The key for digital marketing and good customer experiences will be integration, strategy and a shift in mindset that marketing is more than a support function. Marketing is no longer a cost center but drives business transformation. As a result, marketing organizations should consistently have a seat the business table (and at the C-suite and board level) to drive digital transformation conversations, its value proposition to the company, and why its budget should grow.
To sum up, digital marketing and heightened customer expectations are changing how the modern marketing organization is structured. Marketing has become more holistic, aligns more closely with the business strategy, and is responsible for the overall customer experience. One company to learn from is Target. They built a successful digital marketing department. They did not put their marketing teams into groups or silos. Instead, they brought everyone together as one big marketing team. This helped Target tell a cohesive brand story and attract top talent. An example we can all learn from.
Matthew Royse is the director of marketing communications for Forsythe Technology, one of the largest independent IT integrators in North America. He has more than 15 years of experience in marketing and communications, working in many different industries, including financial services, technology, media and entertainment.

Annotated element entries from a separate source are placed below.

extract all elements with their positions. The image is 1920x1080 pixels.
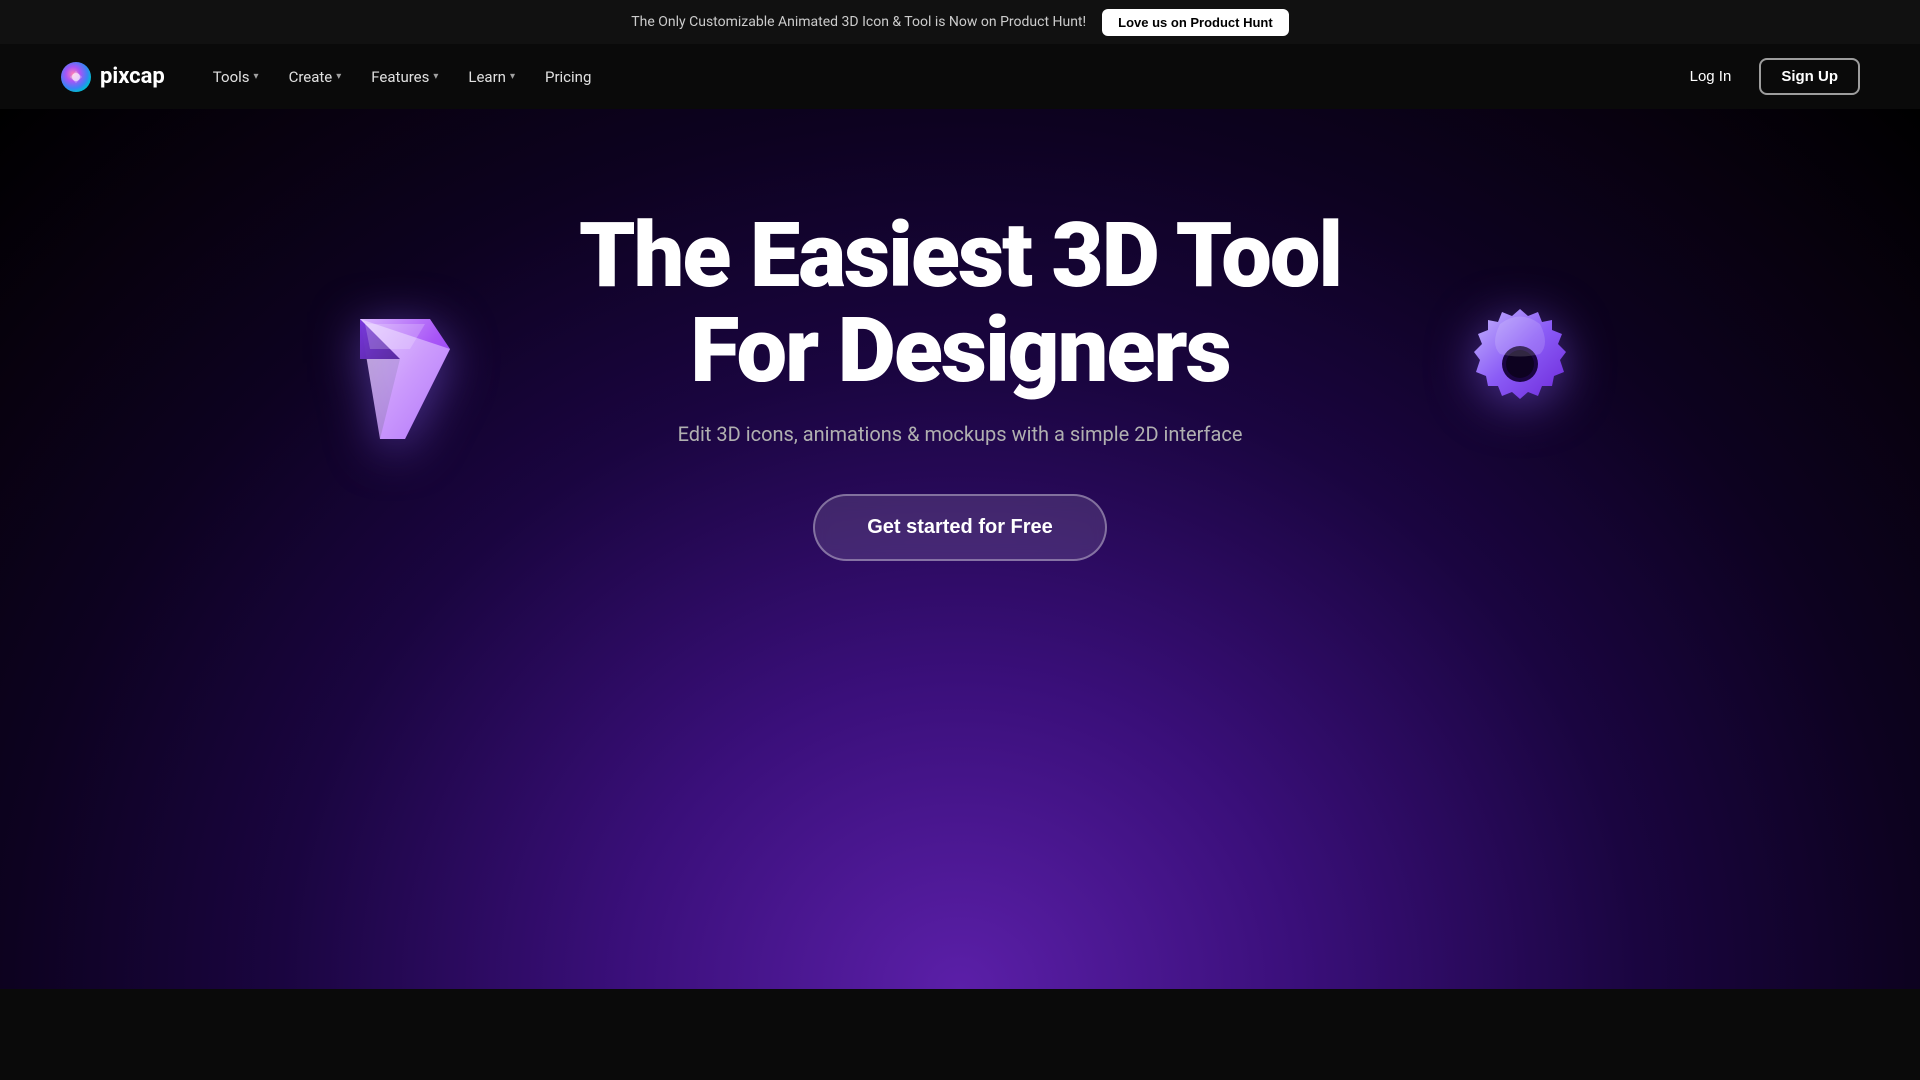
nav-tools-label: Tools xyxy=(213,68,250,86)
chevron-down-icon: ▾ xyxy=(510,71,515,82)
nav-menu: Tools ▾ Create ▾ Features ▾ Learn ▾ Pric… xyxy=(201,60,604,94)
chevron-down-icon: ▾ xyxy=(254,71,259,82)
chevron-down-icon: ▾ xyxy=(336,71,341,82)
signup-button[interactable]: Sign Up xyxy=(1759,58,1860,95)
nav-create-label: Create xyxy=(289,68,333,86)
arrow-3d-decoration xyxy=(340,299,470,459)
hero-content: The Easiest 3D Tool For Designers Edit 3… xyxy=(579,209,1341,561)
hero-subtitle: Edit 3D icons, animations & mockups with… xyxy=(579,422,1341,446)
product-hunt-button[interactable]: Love us on Product Hunt xyxy=(1102,9,1289,36)
logo-text: pixcap xyxy=(100,64,165,89)
nav-item-tools[interactable]: Tools ▾ xyxy=(201,60,271,94)
gear-3d-decoration xyxy=(1450,289,1590,449)
navigation: pixcap Tools ▾ Create ▾ Features ▾ Learn… xyxy=(0,44,1920,109)
logo[interactable]: pixcap xyxy=(60,61,165,93)
nav-item-create[interactable]: Create ▾ xyxy=(277,60,354,94)
hero-title-line1: The Easiest 3D Tool xyxy=(579,203,1341,308)
announcement-text: The Only Customizable Animated 3D Icon &… xyxy=(631,14,1086,30)
cta-button[interactable]: Get started for Free xyxy=(813,494,1107,561)
nav-item-pricing[interactable]: Pricing xyxy=(533,60,603,94)
nav-left: pixcap Tools ▾ Create ▾ Features ▾ Learn… xyxy=(60,60,603,94)
nav-item-learn[interactable]: Learn ▾ xyxy=(456,60,527,94)
nav-item-features[interactable]: Features ▾ xyxy=(359,60,450,94)
nav-features-label: Features xyxy=(371,68,429,86)
announcement-bar: The Only Customizable Animated 3D Icon &… xyxy=(0,0,1920,44)
hero-title: The Easiest 3D Tool For Designers xyxy=(579,209,1341,398)
nav-pricing-label: Pricing xyxy=(545,68,591,86)
hero-title-line2: For Designers xyxy=(690,298,1229,403)
hero-section: The Easiest 3D Tool For Designers Edit 3… xyxy=(0,109,1920,989)
nav-learn-label: Learn xyxy=(468,68,506,86)
logo-icon xyxy=(60,61,92,93)
chevron-down-icon: ▾ xyxy=(433,71,438,82)
login-button[interactable]: Log In xyxy=(1674,60,1748,93)
nav-right: Log In Sign Up xyxy=(1674,58,1860,95)
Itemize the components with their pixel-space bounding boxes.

At Forsythe Technology, Matthew oversees all content marketing and social media initiatives internally and externally, across multiple platforms and formats to drive sales, engagement, retention, leads and positive behavior with clients, partners, analysts and employees.
Matthew currently teaches a social media class for students in Duke's Event Development Certification program. He has spoken about social media and content marketing at numerous industry and regional events.